Empirical analyses consistently demonstrate that governance actors capture the majority of extractable value in representative blockchains:

  • In a high-resolution study of Ethereum, miners collected 65.9\% of observed MEV (≈1,422 ETH in 12 days), dominating bots that employed bundled private relay submissions (Piet et al., 2022).
  • Flashbots and similar private MEV pools, governed by miners or their delegates, are responsible for over 80% of all MEV extraction, with the remaining 13.2% traced to smaller private pools, and a negligible ~5% to the public mempool (Weintraub et al., 2022, Wahrstätter et al., 2023).
  • The flashpoint mechanism for governance-enabled extraction is the centralization of ordering mechanisms—top two miners or builders consistently account for >90% of high-value MEV blocks in Ethereum epochs (Weintraub et al., 2022, Wahrstätter et al., 2023).

The prevalence of time-bandit blocks—where MEV exceeds 4x the block reward—creates persistent incentive for chain reorgs; in one observed period, four such blocks were identified, confirming the realism of this threat (Piet et al., 2022).

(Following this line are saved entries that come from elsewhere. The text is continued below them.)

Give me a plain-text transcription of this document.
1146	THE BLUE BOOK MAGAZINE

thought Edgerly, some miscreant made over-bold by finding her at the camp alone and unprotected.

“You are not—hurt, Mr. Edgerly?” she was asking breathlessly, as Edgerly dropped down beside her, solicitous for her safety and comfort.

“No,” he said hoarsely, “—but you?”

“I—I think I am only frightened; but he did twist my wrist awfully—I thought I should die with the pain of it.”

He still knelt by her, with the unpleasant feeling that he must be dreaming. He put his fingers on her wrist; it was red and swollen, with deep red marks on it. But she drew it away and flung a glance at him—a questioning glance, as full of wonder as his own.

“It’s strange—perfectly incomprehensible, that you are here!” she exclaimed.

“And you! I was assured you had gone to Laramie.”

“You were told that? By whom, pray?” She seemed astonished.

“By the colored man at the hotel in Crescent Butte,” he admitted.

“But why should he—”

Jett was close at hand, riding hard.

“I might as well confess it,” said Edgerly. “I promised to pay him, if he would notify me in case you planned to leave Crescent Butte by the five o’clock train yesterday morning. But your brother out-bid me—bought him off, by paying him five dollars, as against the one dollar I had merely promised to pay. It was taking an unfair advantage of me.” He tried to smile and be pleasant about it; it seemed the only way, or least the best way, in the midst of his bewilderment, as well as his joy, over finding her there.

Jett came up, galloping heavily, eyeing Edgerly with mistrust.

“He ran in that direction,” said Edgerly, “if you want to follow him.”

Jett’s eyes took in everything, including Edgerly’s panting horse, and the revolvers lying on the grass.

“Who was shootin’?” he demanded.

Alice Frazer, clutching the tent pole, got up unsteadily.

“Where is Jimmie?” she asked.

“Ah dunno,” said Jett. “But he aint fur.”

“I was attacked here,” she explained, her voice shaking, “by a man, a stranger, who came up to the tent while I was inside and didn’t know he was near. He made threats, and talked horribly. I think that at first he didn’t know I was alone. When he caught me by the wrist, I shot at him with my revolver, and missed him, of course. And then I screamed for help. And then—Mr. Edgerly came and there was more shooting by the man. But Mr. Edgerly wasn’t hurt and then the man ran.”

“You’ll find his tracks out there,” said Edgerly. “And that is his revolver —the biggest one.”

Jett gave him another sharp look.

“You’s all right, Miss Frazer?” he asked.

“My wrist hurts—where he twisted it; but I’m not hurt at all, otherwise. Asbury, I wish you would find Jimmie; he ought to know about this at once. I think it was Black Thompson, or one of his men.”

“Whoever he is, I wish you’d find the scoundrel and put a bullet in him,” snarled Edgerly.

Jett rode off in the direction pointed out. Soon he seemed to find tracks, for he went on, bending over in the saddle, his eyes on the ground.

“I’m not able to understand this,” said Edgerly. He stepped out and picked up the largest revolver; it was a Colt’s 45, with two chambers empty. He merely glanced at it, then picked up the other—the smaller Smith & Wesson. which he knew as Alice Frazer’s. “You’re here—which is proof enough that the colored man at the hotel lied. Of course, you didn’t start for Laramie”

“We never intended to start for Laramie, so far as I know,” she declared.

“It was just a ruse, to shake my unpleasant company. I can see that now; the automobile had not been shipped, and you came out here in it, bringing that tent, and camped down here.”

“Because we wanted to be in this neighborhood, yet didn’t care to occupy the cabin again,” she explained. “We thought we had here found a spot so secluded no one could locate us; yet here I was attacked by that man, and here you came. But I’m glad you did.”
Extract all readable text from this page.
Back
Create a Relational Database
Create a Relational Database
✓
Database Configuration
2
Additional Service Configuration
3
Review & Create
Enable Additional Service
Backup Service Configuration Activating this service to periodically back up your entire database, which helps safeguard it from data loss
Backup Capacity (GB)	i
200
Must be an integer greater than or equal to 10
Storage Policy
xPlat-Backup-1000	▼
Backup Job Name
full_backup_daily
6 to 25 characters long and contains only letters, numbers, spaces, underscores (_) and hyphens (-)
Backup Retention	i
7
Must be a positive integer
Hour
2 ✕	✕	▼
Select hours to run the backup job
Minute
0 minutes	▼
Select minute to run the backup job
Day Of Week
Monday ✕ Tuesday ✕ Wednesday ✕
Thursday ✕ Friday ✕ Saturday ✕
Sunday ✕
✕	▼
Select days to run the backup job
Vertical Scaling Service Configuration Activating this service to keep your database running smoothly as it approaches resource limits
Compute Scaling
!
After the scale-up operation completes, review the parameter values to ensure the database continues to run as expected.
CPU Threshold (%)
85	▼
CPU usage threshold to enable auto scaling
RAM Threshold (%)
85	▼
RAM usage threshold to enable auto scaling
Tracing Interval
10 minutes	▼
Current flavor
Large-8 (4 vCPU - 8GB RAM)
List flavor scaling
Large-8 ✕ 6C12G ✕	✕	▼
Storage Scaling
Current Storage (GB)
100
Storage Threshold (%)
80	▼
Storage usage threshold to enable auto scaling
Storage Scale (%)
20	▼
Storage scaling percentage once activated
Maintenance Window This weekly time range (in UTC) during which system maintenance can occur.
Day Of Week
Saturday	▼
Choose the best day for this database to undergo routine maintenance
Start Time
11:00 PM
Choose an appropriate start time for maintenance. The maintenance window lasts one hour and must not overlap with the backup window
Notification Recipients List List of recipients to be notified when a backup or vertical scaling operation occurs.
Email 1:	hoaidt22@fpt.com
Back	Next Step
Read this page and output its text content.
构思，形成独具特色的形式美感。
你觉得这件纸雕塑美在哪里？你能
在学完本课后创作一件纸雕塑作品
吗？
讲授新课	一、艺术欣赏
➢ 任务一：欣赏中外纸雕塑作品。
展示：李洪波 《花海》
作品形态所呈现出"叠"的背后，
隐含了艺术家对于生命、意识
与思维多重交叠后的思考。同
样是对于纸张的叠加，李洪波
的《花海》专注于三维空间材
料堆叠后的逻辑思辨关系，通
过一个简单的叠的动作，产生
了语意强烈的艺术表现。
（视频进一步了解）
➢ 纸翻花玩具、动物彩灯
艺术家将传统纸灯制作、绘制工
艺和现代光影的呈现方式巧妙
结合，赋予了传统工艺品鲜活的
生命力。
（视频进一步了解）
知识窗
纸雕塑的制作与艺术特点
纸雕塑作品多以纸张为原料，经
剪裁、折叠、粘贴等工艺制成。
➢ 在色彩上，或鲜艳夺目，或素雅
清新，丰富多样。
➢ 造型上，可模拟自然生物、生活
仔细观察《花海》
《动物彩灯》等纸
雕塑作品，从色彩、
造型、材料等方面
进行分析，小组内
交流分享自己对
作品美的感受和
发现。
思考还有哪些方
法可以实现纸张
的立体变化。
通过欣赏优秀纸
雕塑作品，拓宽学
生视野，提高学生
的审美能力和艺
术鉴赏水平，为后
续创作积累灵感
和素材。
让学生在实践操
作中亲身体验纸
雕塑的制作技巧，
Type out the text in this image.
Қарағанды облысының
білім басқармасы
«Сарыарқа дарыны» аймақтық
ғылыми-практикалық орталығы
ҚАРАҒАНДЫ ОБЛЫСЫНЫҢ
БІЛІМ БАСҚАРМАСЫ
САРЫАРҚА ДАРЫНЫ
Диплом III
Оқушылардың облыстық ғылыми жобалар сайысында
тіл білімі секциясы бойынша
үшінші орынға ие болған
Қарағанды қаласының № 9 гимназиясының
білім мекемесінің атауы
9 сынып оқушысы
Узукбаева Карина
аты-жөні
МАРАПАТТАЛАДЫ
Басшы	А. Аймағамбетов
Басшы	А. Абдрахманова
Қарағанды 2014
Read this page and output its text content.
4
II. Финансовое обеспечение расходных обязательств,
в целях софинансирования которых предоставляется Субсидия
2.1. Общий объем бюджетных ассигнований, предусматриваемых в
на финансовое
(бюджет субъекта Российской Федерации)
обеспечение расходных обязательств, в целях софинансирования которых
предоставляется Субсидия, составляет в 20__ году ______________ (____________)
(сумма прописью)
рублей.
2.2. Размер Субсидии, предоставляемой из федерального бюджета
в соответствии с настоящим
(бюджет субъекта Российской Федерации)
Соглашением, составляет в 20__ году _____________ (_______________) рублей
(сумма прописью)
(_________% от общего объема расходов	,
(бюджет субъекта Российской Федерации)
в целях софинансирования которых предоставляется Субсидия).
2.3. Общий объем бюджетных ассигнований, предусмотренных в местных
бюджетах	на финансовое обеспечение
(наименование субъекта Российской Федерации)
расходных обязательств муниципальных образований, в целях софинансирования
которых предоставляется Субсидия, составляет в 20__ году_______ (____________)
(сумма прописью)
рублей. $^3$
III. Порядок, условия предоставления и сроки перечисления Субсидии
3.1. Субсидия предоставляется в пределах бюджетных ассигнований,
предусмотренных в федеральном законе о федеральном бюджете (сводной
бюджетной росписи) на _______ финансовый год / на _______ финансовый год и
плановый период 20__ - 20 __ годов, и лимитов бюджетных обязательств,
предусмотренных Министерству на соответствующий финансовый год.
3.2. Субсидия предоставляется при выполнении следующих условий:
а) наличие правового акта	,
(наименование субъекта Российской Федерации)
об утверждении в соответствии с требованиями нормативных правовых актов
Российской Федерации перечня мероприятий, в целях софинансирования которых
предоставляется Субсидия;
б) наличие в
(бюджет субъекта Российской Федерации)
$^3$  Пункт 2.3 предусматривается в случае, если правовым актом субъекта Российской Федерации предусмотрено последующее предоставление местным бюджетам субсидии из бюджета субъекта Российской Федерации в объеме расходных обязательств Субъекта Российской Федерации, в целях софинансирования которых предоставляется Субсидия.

7. Future Directions and Open Challenges

While cryptographic and auction-based GEV mitigations have achieved partial mainnet deployment (e.g., FairFlow, LØ, commit-reveal protocols), several foundational challenges persist:

  • Collusion and Subtle Manipulation: Techniques such as open VRF transcripts and on-chain slashing are proposed to deter collusion among protocol governance participants, but effective collusion detection is nontrivial at scale (Sarkar, 2023).
  • Cross-Chain GEV: Extending GEV mitigation to multi-domain systems (e.g., Polkadot, Cosmos) raises the complexity of randomization and sequencing guarantees (Sarkar, 2023).
  • Economic Incentive Engineering: Designing VCG- or threshold-based redistributive mechanisms that are robust to all deviations by block producers remains an open field (Sarkar, 2023).
  • Formal Verification and Machine-Checked Security: Mechanized formalization of GEV upper bounds, as exemplified by recent Lean-based methodology, may become the standard for protocol guarantees (Bartoletti et al., 16 Oct 2025).
  • Protocol Layer Upgrades: The transition from off-chain MEV markets to protocol-embedded, permissionless, and parameterized sequencing rules, as called for by practitioners and theorists, presents significant technical and governance barriers (Yang et al., 2022).

The emerging consensus is that while side-effect-reducing democratization (PBS, MEV-Boost) redistributes some GEV, only protocol-level prevention—ensuring governance actors cannot unilaterally extract latent value—can protect fairness, liveness, and decentralization in future blockchains.